One of the strategies adopted in various parts of the world to shield vulnerable sections of society from ill health is health insurance, the other one being government-run hospitals. Insurance schemes work well, particularly in respect of groups of people working in the organised sector. In such cases, either governments or employers pay the premia. But what is badly needed in India is a universal health insurance scheme to ensure decent medical coverage for all sections of the people. The Rashtriya Swasthya Bima Yojana (RSBY), the health care scheme meant for the Below Poverty Line (BPL) people, excludes a substantial number of middle income group people who do not have any insurance coverage. Those classified as BPL and covered by the insurance scheme are entitled to a maximum of Rs. 30,000 per family to cover hospitalisation charges. Several States, including Tamil Nadu, Kerala, Andhra Pradesh, Karnataka, and Rajasthan, have evolved their own distinctive health insurance schemes.

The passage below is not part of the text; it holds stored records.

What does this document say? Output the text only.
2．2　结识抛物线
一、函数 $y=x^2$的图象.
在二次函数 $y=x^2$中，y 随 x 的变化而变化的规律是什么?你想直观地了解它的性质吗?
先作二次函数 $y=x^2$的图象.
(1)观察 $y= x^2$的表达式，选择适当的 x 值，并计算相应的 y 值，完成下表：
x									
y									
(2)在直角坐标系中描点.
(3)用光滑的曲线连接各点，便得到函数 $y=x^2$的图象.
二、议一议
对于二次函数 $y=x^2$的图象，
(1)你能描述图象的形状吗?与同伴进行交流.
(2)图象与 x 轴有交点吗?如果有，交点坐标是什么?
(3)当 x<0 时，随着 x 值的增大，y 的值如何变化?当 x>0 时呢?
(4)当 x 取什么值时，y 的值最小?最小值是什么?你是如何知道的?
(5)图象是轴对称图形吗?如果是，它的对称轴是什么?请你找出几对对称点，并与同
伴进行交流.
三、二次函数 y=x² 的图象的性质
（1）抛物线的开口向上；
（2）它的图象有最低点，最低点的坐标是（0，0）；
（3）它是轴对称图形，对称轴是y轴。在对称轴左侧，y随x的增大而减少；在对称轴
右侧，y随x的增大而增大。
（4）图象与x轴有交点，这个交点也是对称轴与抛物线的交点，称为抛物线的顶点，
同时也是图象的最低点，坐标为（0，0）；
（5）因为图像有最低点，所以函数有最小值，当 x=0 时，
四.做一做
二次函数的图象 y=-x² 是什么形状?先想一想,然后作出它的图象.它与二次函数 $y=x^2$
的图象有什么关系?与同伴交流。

A reader from Nalkonda, Dr. J.P. Reddy, in his e-mail praises the successful working in Andhra Pradesh of the government-run insurance scheme, “Arogyasri.” Introduced boldly and imaginatively by the government of Y.S. Rajasekhara Reddy, the scheme treats the poor and the needy suffering from even major and complicated diseases absolutely free of charge.
S.V. Venugopalan (Chennai) has a quite different perspective on health insurance. Citing Michael Moore's “Sicko” (2007), he says the movie powerfully exposes the collapse of the health care system in the United States and the disastrous failure of insurance companies to honour their commitments to the insured. Dr. Lord W. Reza, in his communication, makes another point. Insurance charges, he contends, invariably inflate health care cost beyond reach. Governments have long been focusing on tertiary hospital care, deviating from the earlier emphasis on primary health care. “Encouraging the private sector in health care,” Dr. Reza asserts, “is not and will never be a solution.”
The debate on the most appropriate healthcare model for India will and must continue and newspapers must play a more active role in informing the reading public on the choices available to the country under challenging circumstances.